Osterfest – Leidenstage für Stiere

Liebe TierfreundInnen,

am Karfreitag wird in der südfranzösischen Stadt Arles die Stierkampf-Saison eröffnet. Bis Ostermontag dauert das blutige Spektakel, an dem die Stierquäler das Osterfest pervertieren und sich Tausende von Blut und Alkohol süchtige Zuschauer am Leid von 48 zu Tode gequälten Tieren ergötzen. Leider ist die Stadt Arles mit ihrer römischen Arena, in der das Massaker stattfindet, eine sehr  beliebte Touristenattraktion.

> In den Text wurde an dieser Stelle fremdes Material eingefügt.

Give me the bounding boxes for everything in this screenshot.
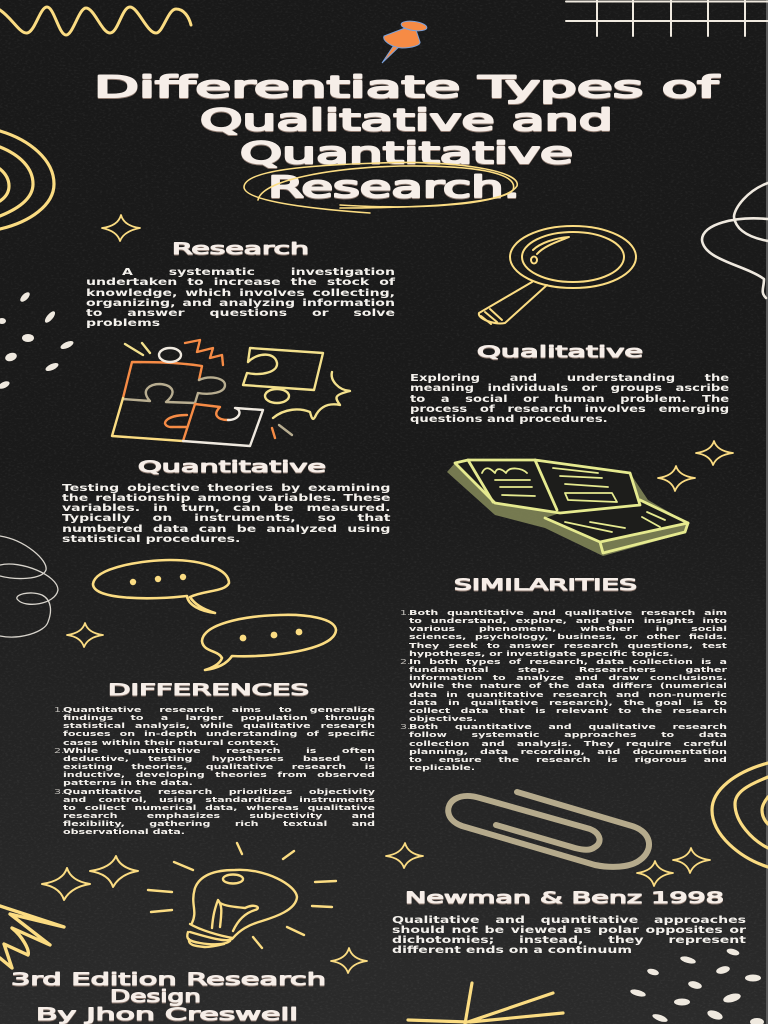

Schreiben Sie bitte dem Touristenbüro, dass Sie diese grausame Tierquälerei verabscheuen und alles tun werden, damit Arles als Stadt der Kulturschande bekannt wird. Benutzen Sie dazu das Kontaktformular der Touristenbüros http://www.arlestourisme.com/index.php?id=174, bei dem Ihr Name, Vorname, Email-Adresse, Strasse, PLZ und Ort vor Ihrem Text angegeben werden müssen. Wenn Sie kein Französisch sprechen, können Sie auch in Ihrer Sprache schreiben.
 
Vor der Präsidentschaftswahl in Frankreich am 22. April 2012 ist es sehr schwierig, im Getümmel des Wahlkampfs, die Stimme der Tiere hörbar zu machen. Traurig ist, dass in den Debatten selten über die Themen Tiere, Natur oder Umwelt gestritten wird. Deshalb setzt sich in diesen Tagen die Tierschutzstiftung 30 Millions d’Amis vehement dafür ein, dass diese Themen in den Vordergrund rücken. Mit konkreten Fragen hat die Stiftung die 10 Kandidaten, die sich der Wahl stellen, aufgefordert, ihr Engagement für die Tiere zu beweisen: Gesetzlicher Schutz von Tieren, Tierexperimente, Tierhandel, Tiertransporte, Tierzucht, Schlachthäuser, Stierkampf, Pelzhandel, Jagd, Wildtiere im Zirkus..... Nur drei Kandidaten haben sich klar für den Tierschutz ausgesprochen und versprochen, sich für die Abschaffung des Stierkampfs einzusetzen. Leider sind sie nur Randfiguren dieser Wahl. Für die beiden Hauptakteure, Sarkozy und Hollande, kommt die Abschaffung des Stierkampfs überhaupt nicht in Frage, da dieser ein Bestandteil der Kultur Südfrankreichs sei. Drei der Kandidaten haben überhaupt nicht geantwortet.
 
Dass der Bevölkerung die Fragen des Tierschutzes in dieser Wahl nicht gleichgültig sind, zeigte eine Demonstration, die am 24 März von 7 Tierschutzorganisationen veranstaltet wurde. Mit den Rufen „Meine Stimme für die Tiere“ zogen 2000 bis 3000 Demonstranten durch die Altstadt der Stierkampf-Hochburg Nîmes. Besondere Beachtung fand ein blutender Mensch mit einer Stiermaske eingesperrt in einem Käfig, der eine Banderole mit „...und wenn Sie es wären?“ trug.
 
Weitere Aktionen der Tierschutzorganisationen mit internationaler Beteiligung,

  • Kampagne mit Blitzaktionen gegen die Erklärung des Stierkampfs als französisches Kulturerbe,
  • mit einer Großdemonstration gegen diese Erklärung am 11. Februar vor der Nationalversammlung in Paris,
  • und die erfolgreiche Erstürmung der Arena von Rodilhan, die sich gegen das Abschlachten von Stierkälbern durch Kindertoreros richtete,

haben in den letzten Monaten die Aufmerksamkeit der Öffentlichkeit auf das Schicksal der Tiere gelenkt.

Eine vor Kurzem erschienene Umfrage zeigte, dass es 81% der wahlberechtigten Franzosen nicht gleichgültig ist, wie in der Gesellschaft mit den Tieren umgegangen wird. Ein Drittel von ihnen erklärte sogar, dass dieses Thema einen Einfluss auf ihre Wahlentscheidung am 22. April haben wird.

Gelingt es der wenig aussichtsreichen grünen Präsidentschaftskandidatin Eva Joly, die sich klar für den Tierschutz ausgesprochen hat, sich in Koalitionsverhandlungen für den zweiten Wahlgang und bei der nachfolgenden Regierungsbildung des favorisierten Kandidaten Holland durchzusetzen, haben sich die Anstrengungen unserer französischen Freunde, den Tieren eine Stimme zu geben, gelohnt.

Mit dieser Hoffnung wünschen wir Ihnen ein Frohes Osterfest und reiche Ausbeute bei der Ostereiersuche.